An Origami Approximation to the Cosmic Web

TL;DR

This paper introduces an origami-inspired model of cosmic web formation, where a non-stretching dark matter sheet folds to form structures, simplifying the understanding of phase-space geometry and galaxy spin correlations.

Contribution

It presents a novel origami approximation for cosmic web formation, allowing easier analysis of phase-space structures and galaxy spin correlations.

Findings

The origami model produces convex polyhedral voids and filamentary structures.

It enables new kinematic models of velocity fields in cosmic structures.

The approach simplifies understanding of complex phase-space geometries.

Abstract

The powerful Lagrangian view of structure formation was essentially introduced to cosmology by Zel'dovich.

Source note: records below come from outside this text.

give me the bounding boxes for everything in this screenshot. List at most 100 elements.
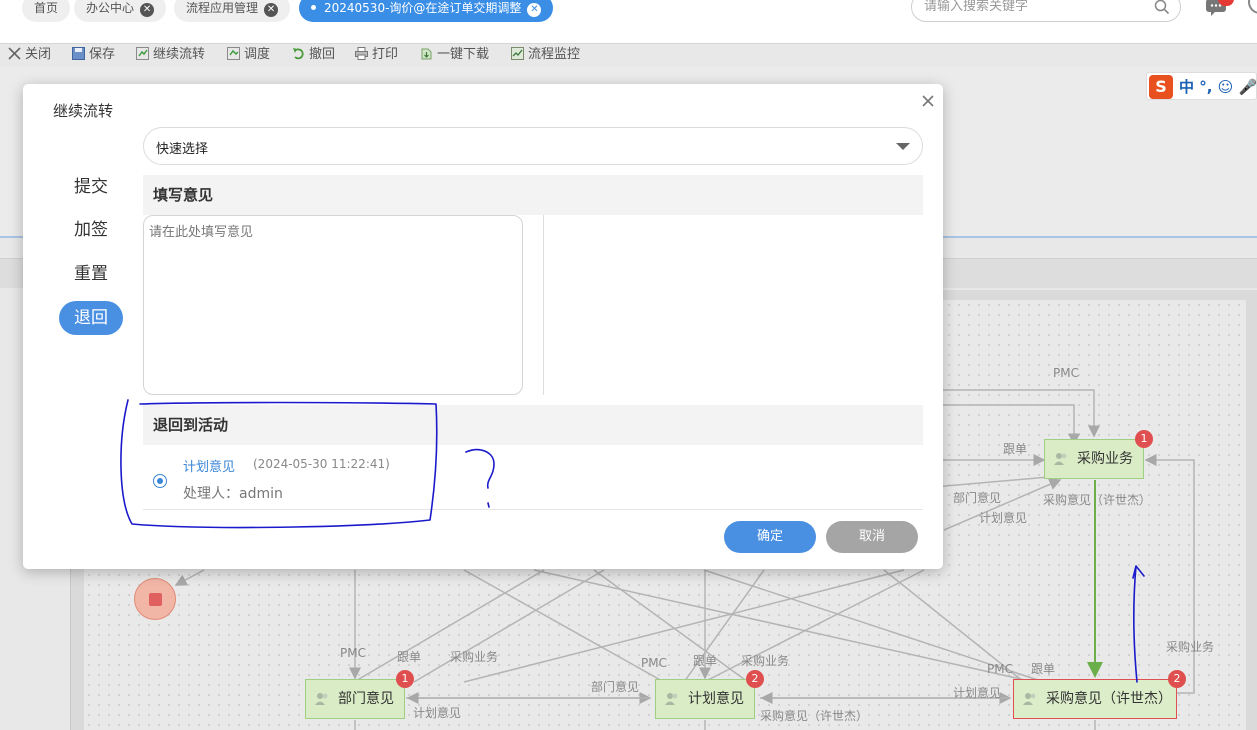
node-badge: 2: [746, 670, 764, 688]
continue-flow-icon: [136, 47, 149, 60]
close-icon[interactable]: ✕: [527, 3, 542, 17]
schedule-button[interactable]: 调度: [227, 46, 270, 64]
edge-label: 部门意见: [591, 680, 640, 694]
edge-label: PMC: [340, 646, 366, 660]
edge-label: 部门意见: [953, 491, 1002, 505]
opinion-header: 填写意见: [143, 175, 923, 215]
tab-inquiry-active[interactable]: 20240530-询价@在途订单交期调整 ✕: [299, 0, 554, 22]
edge-label: 跟单: [693, 654, 718, 668]
monitor-label: 流程监控: [528, 47, 581, 62]
search-box: [911, 0, 1181, 22]
edge-label: 跟单: [397, 650, 422, 664]
side-item-reset[interactable]: 重置: [59, 257, 123, 291]
user-group-icon: [1054, 453, 1067, 465]
flow-node-dept-opinion[interactable]: 部门意见 1: [305, 670, 414, 719]
chevron-down-icon: [896, 143, 910, 150]
toolbar: 关闭 保存 继续流转 调度 撤回 打印 一键下载 流程监控: [0, 44, 1257, 66]
user-group-icon: [1023, 693, 1036, 705]
node-label: 采购业务: [1077, 451, 1133, 467]
ime-status: 中 °, ☺ 🎤: [1179, 78, 1257, 96]
tab-label: 首页: [34, 1, 59, 15]
close-label: 关闭: [25, 47, 52, 62]
close-icon: [8, 47, 21, 60]
user-group-icon: [665, 693, 678, 705]
side-item-add-sign[interactable]: 加签: [59, 213, 123, 247]
edge-label: 计划意见: [979, 511, 1028, 525]
save-label: 保存: [89, 47, 116, 62]
node-badge: 2: [1168, 670, 1186, 688]
dialog-title: 继续流转: [53, 102, 114, 120]
quick-select-value: 快速选择: [156, 142, 209, 157]
edge-label: 采购业务: [1166, 640, 1215, 654]
edge-label: 跟单: [1003, 442, 1028, 456]
continue-flow-label: 继续流转: [153, 47, 206, 62]
activity-time: (2024-05-30 11:22:41): [253, 457, 390, 471]
save-icon: [72, 47, 85, 60]
node-label: 部门意见: [338, 691, 394, 707]
tab-flow-app-manage[interactable]: 流程应用管理 ✕: [174, 0, 291, 22]
avatar[interactable]: [1248, 0, 1257, 14]
one-click-download-button[interactable]: 一键下载: [420, 46, 489, 64]
tab-label: 20240530-询价@在途订单交期调整: [324, 1, 522, 15]
sogou-logo-icon: S: [1149, 75, 1173, 99]
search-input[interactable]: [924, 0, 1144, 14]
ime-toolbar[interactable]: S 中 °, ☺ 🎤: [1146, 72, 1257, 100]
schedule-icon: [227, 47, 240, 60]
close-icon[interactable]: ✕: [264, 3, 279, 17]
end-node[interactable]: [134, 578, 176, 620]
close-button[interactable]: 关闭: [8, 46, 51, 64]
radio-dot-icon: [156, 477, 163, 484]
edge-label: 跟单: [1031, 662, 1056, 676]
download-icon: [421, 48, 432, 60]
confirm-button[interactable]: 确定: [724, 521, 816, 553]
revoke-button[interactable]: 撤回: [292, 46, 335, 64]
undo-icon: [293, 48, 304, 60]
activity-name[interactable]: 计划意见: [183, 456, 235, 475]
flow-node-purchase-opinion[interactable]: 采购意见（许世杰） 2: [1013, 670, 1186, 719]
edge-label: PMC: [987, 662, 1013, 676]
stop-icon: [149, 593, 162, 606]
active-dot-icon: [311, 5, 316, 10]
save-button[interactable]: 保存: [72, 46, 115, 64]
tab-office-center[interactable]: 办公中心 ✕: [74, 0, 167, 22]
flow-node-plan-opinion[interactable]: 计划意见 2: [655, 670, 764, 719]
node-label: 计划意见: [688, 691, 744, 707]
edge-label: 采购意见（许世杰）: [1043, 493, 1152, 507]
close-icon[interactable]: [921, 94, 935, 108]
return-activity-header: 退回到活动: [143, 405, 923, 445]
close-icon[interactable]: ✕: [140, 3, 155, 17]
download-label: 一键下载: [437, 47, 490, 62]
quick-select-dropdown[interactable]: 快速选择: [143, 127, 923, 165]
user-group-icon: [315, 693, 328, 705]
edge-label: 采购业务: [450, 650, 499, 664]
edge-label: 采购业务: [741, 654, 790, 668]
tab-label: 流程应用管理: [186, 1, 259, 15]
search-icon[interactable]: [1154, 0, 1170, 15]
continue-flow-button[interactable]: 继续流转: [136, 46, 205, 64]
revoke-label: 撤回: [309, 47, 336, 62]
opinion-textarea[interactable]: [149, 221, 517, 389]
side-item-submit[interactable]: 提交: [59, 170, 123, 204]
activity-radio[interactable]: [153, 474, 167, 488]
tab-label: 办公中心: [86, 1, 135, 15]
edge-label: 采购意见（许世杰）: [760, 709, 869, 723]
tab-home[interactable]: 首页: [22, 0, 71, 22]
edge-label: 计划意见: [413, 706, 462, 720]
activity-handler: 处理人：admin: [183, 486, 283, 502]
cancel-button[interactable]: 取消: [826, 521, 918, 553]
continue-flow-dialog: 继续流转 提交 加签 重置 退回 快速选择 填写意见 退回到活动 计划意见 (2…: [23, 84, 943, 569]
opinion-box: [143, 215, 523, 395]
monitor-icon: [511, 47, 524, 60]
flow-node-purchase-business[interactable]: 采购业务 1: [1044, 430, 1153, 479]
flow-monitor-button[interactable]: 流程监控: [511, 46, 580, 64]
print-button[interactable]: 打印: [355, 46, 398, 64]
node-label: 采购意见（许世杰）: [1046, 691, 1172, 707]
return-activity-item[interactable]: 计划意见 (2024-05-30 11:22:41) 处理人：admin: [143, 446, 923, 510]
side-item-return[interactable]: 退回: [59, 301, 123, 335]
edge-label: 计划意见: [953, 686, 1002, 700]
print-icon: [355, 47, 368, 60]
edge-label: PMC: [641, 656, 667, 670]
edge-label: PMC: [1053, 366, 1079, 380]
top-tab-bar: 首页 办公中心 ✕ 流程应用管理 ✕ 20240530-询价@在途订单交期调整 ✕: [0, 0, 1257, 44]
schedule-label: 调度: [244, 47, 271, 62]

In the current cosmological paradigm, a dark-matter-sheet 3D manifold, inhabiting 6D position-velocity phase space, was flat (with vanishing velocity) at the big bang. Afterward, gravity stretched and bunched the sheet together in different places, forming a cosmic web when projected to the position coordinates. Here, I explain some properties of an origami approximation, in which the sheet does not stretch or contract (an assumption that is false in general), but is allowed to fold. Even without stretching, the sheet can form an idealized cosmic web, with convex polyhedral voids separated by straight walls and filaments, joined by convex polyhedral nodes. The nodes form in 'polygonal' or 'polyhedral' collapse, somewhat like spherical/ellipsoidal collapse, except incorporating simultaneous filament and wall formation. The origami approximation allows phase-space geometries of nodes, filaments, and walls to be more easily understood, and may aid in understanding spin correlations between nearby galaxies. This contribution explores kinematic origami-approximation models giving velocity fields for the first time.